“New semester, new me.” This is something I tell myself at the beginning of every school semester, determined, excited and full of energy. Then one month in, I’m already back to having no clue on how to “student” anymore.
Not this time. I’m not falling into old habits anymore. This semester, I’m keeping up a clear mindset and this time, it will be as easy as basic rocket science, thanks to the following tips.
To keep a clear mindset, remove clutter from your life
I’m not talking about cleaning your room. My room is straight up foreshadowing the end of the world. What I’m talking about, is ridding your headspace of any negative ways of thinking, by calling yourself out on them and refocusing yourself on the things that really matter. You don’t want those taking up precious space, which could be used to ace your anthropology 101 class. Seriously, don’t fuck with a cluttered headspace. It’ll mess you up.
Someone else’s progress or hindrance is not your progress or hindrance
Dwelling on why you didn’t get an opportunity someone else did or feeling a bit down on yourself because you’re noticing someone else is starting gain recognition for their work, is not going get you any closer to your goals.
This is the psychology of letting go. The universe isn’t going to feel bad for you and then hand you a bunch of dope scholarship and showcase opportunities. Be happy for your peers and work harder. You’re all chasing a similar thing. People are going to take off at different times. I call it “career puberty” (trademark). Everyone grows differently, and some of us more awkwardly than others.
On the flip side, if someone is going through a rough patch, putting out shaky work or perhaps experiencing their grades starting to slip, it’s not going get you any further in your own journey if you put them down or talk negatively about them.
I can’t imagine any truly successful person being someone who feels sorry for themselves or puts others down. They probably just keep working at their craft to “Git gud”.
Embrace the knowledge you are given
The goal of school is to build up your toolbox, not everything is going to be relevant to you and that’s okay. Just stay open to trying new things. You may want to direct action movies but you never know when that Intermediate Documentary Filmmaking may come in handy. You may be a political science major but you never know when you’ll need to whip out some knowledge from that one brief Advanced Criminal Law module.
You’re not going to agree with every teaching sent your way – some of these classes are more like an introduction to teaching for your new professors anyways. Just stay open minded and use what feels right for you. Take what you need to progress, but don’t cast stuff aside just because it’s not immediately relevant to your interests.

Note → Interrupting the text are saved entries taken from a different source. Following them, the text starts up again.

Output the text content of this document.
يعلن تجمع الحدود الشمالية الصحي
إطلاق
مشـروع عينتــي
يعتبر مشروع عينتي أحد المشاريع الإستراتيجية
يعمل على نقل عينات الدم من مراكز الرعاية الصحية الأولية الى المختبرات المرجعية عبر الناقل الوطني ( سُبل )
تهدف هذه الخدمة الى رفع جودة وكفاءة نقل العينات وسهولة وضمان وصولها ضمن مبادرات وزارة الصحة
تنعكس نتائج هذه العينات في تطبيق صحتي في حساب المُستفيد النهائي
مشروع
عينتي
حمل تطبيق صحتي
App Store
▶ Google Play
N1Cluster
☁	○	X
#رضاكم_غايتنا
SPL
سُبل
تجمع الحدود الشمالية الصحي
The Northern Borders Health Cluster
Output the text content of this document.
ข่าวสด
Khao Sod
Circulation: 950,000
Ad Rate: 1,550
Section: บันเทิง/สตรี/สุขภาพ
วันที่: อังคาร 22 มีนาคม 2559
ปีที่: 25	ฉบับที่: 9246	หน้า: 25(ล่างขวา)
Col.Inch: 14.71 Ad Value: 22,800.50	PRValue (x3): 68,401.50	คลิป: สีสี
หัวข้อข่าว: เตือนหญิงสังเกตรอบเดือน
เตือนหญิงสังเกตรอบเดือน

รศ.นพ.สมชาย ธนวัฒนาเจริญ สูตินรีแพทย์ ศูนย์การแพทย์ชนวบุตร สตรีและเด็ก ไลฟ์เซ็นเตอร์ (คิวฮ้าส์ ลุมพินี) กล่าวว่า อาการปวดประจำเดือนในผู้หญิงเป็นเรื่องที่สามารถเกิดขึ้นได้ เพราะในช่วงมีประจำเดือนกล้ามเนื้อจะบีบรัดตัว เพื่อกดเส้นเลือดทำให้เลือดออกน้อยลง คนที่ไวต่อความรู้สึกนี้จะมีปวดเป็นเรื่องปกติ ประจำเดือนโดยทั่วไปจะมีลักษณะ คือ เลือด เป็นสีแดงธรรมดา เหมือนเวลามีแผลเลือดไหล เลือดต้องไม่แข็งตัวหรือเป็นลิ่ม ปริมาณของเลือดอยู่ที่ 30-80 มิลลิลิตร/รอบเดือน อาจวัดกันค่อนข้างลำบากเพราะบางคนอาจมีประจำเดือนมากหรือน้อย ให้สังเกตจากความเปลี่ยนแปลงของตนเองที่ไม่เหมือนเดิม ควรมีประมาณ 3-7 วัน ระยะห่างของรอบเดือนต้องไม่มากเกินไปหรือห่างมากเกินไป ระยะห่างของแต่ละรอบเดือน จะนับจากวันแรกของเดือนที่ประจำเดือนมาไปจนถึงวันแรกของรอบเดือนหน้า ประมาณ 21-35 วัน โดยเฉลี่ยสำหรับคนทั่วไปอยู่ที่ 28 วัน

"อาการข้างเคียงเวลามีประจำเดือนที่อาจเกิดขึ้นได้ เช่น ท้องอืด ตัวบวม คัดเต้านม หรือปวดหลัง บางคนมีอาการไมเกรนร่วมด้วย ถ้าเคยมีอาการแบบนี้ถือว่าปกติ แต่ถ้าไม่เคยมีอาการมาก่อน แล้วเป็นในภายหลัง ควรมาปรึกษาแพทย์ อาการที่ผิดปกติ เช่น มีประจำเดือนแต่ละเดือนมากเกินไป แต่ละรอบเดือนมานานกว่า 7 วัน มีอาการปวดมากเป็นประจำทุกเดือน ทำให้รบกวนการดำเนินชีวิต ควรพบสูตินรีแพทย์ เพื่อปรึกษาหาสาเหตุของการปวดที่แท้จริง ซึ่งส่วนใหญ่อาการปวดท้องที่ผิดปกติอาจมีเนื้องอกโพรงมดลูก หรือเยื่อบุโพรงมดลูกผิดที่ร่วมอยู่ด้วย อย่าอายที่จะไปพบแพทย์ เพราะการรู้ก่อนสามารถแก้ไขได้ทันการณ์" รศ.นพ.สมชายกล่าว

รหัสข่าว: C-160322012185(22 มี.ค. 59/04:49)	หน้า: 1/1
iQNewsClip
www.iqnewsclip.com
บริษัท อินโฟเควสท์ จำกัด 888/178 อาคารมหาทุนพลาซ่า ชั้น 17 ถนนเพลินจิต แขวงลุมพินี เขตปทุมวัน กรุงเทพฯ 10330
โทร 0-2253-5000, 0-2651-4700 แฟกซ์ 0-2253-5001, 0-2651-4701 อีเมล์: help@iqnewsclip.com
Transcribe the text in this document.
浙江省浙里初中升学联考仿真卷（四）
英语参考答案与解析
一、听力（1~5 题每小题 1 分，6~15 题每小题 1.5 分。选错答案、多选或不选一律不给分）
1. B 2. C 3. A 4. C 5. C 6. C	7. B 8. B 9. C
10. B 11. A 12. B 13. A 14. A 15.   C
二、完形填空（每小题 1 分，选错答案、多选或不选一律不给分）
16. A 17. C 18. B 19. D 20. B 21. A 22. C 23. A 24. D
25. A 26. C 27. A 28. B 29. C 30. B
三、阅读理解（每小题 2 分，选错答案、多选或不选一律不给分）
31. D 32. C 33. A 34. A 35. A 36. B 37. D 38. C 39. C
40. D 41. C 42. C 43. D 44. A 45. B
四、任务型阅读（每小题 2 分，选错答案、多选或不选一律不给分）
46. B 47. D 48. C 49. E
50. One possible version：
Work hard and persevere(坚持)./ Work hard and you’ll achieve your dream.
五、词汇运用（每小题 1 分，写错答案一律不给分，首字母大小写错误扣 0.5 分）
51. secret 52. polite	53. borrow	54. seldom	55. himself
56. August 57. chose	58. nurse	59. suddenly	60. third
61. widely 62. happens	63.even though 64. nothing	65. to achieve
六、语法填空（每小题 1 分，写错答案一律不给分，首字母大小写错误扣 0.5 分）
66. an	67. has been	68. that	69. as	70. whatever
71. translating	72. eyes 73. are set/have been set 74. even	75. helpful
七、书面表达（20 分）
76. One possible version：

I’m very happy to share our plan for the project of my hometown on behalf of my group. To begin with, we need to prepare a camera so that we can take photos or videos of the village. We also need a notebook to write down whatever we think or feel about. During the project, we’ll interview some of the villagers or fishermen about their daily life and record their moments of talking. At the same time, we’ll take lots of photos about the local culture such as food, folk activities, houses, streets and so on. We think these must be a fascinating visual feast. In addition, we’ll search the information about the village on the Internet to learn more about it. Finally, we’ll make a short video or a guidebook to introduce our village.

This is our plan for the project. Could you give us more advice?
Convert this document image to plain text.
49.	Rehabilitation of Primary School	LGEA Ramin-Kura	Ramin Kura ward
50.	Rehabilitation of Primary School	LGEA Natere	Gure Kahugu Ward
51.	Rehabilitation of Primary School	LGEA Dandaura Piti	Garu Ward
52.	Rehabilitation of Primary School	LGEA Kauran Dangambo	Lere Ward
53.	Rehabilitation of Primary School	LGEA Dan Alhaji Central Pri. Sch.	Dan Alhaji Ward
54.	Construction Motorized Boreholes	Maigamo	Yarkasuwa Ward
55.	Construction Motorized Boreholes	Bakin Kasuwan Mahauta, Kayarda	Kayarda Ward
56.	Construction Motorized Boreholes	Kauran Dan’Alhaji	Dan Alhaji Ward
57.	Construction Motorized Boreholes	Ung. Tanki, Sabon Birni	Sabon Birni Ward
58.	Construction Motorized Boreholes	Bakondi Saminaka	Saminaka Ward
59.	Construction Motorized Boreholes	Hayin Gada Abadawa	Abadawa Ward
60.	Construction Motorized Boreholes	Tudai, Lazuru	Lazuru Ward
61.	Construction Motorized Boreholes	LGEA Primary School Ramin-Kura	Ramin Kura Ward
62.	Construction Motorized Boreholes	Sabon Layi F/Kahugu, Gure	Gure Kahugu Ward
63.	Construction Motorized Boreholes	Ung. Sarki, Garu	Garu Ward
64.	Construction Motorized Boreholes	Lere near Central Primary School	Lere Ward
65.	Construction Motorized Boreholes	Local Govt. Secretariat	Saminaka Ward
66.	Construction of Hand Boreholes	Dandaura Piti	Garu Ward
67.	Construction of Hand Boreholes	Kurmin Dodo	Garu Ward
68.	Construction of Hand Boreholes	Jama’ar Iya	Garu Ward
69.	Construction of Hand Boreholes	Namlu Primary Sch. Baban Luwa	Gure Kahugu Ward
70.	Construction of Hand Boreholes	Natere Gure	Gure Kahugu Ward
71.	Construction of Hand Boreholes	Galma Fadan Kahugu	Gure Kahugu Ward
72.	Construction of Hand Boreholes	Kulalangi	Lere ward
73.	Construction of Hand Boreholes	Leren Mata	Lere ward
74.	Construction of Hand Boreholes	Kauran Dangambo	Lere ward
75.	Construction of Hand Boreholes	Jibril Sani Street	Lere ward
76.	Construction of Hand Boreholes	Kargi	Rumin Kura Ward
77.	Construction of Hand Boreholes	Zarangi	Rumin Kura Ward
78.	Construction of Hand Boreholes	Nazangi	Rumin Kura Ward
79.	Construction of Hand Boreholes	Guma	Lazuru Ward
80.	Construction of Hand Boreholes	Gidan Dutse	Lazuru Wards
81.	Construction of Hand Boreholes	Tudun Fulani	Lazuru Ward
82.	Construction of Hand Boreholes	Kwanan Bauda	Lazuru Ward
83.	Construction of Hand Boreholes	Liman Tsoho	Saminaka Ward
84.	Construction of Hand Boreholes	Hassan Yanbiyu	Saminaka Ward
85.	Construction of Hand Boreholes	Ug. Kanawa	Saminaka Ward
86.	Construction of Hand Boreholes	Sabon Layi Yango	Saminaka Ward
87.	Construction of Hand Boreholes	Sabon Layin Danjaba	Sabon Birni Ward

Conflicting viewpoints are a good thing
Your entire schooling career is essentially a communication studies course. Specifically, it teaches you how to communicate with people who may not be on the same page as you ― the only difference is, you have a safety net. The only repercussions are linked to you getting a passing grade. You don’t have to worry about poor communication in college ruining your career.
It’s a necessary thing to have your ideas and viewpoints challenged, otherwise you have no real ability in justifying them or strengthening them. I’m not saying that every opinion needs to turn into debate 109 but I am saying that a back and forth of contrasting viewpoints can only help you better articulate what you really believe in. Not every conversation needs to be an argument you have to win. You can learn a lot from others if you keep an open mind, even if you flatout hate their opinion.
No one has it figured out
From a distance everyone seems like they have their shit figured out. From a distance everyone is having the time of their lives. This is made worse by social media. That anxiety you feel about not quite having all the answers yet? It’s normal. We all feel that way, almost all of the time. We’ve just all gotten really good at hiding it. We’re all Littlefinger in Game of Thrones... we like to act as if we know every move but then the season 7 finale happens.
The science of illusion is not a difficult field of study. Everything you see of the people around you are just highly curated images of what they choose to project. We present only our best selves and because of that, we are rarely open about the stress, anxiety, and confusion we feel. This can be especially strong in school, where uncertainties about the future are at an all time high.
Just remember if you’re trying to keep with the “Having-Your-Shit-Together” levels you’re seeing displayed by the people around you, especially on their social media – you’re idolizing something that isn’t real, fam.
Keeping up appearances is exhausting and it’s only going to take away energy from actually studying for that exam that’s been stressing you out, or actually applying for those positions/internships.
Avoid people who are agreeable with you at your worst
The company you keep can be a massive influence on where your head’s at. Make sure the people you’re around lift you up and hold you accountable for your bullshit attitude. We all feel lazy from time to time. We all slip into procrastination mode on the regular. The work piles up and instead of chipping away, you take a nap. You know you have an exam coming up but you’re out with friends or binge watching Riverdale.
Eventually, it’s going to catch up to you and the excuses will start flying. “The professor is a dick.” “The entire exam was on the one chapter I didn’t go over!” If you have friends who let you get away with those weak-ass excuses… You’re fucked. You’re participating in cooperative polygraphy where the entire squad helps each other pass their own lie detector tests on whether or not they’re actually putting in an adequate amount of effort.
If your homies ever roast you for doing the ‘required readings’, they’re not your homies. If they roast the shit out of you for not doing the required readings when your response essay sounds dumb as hell, they’re your true friends.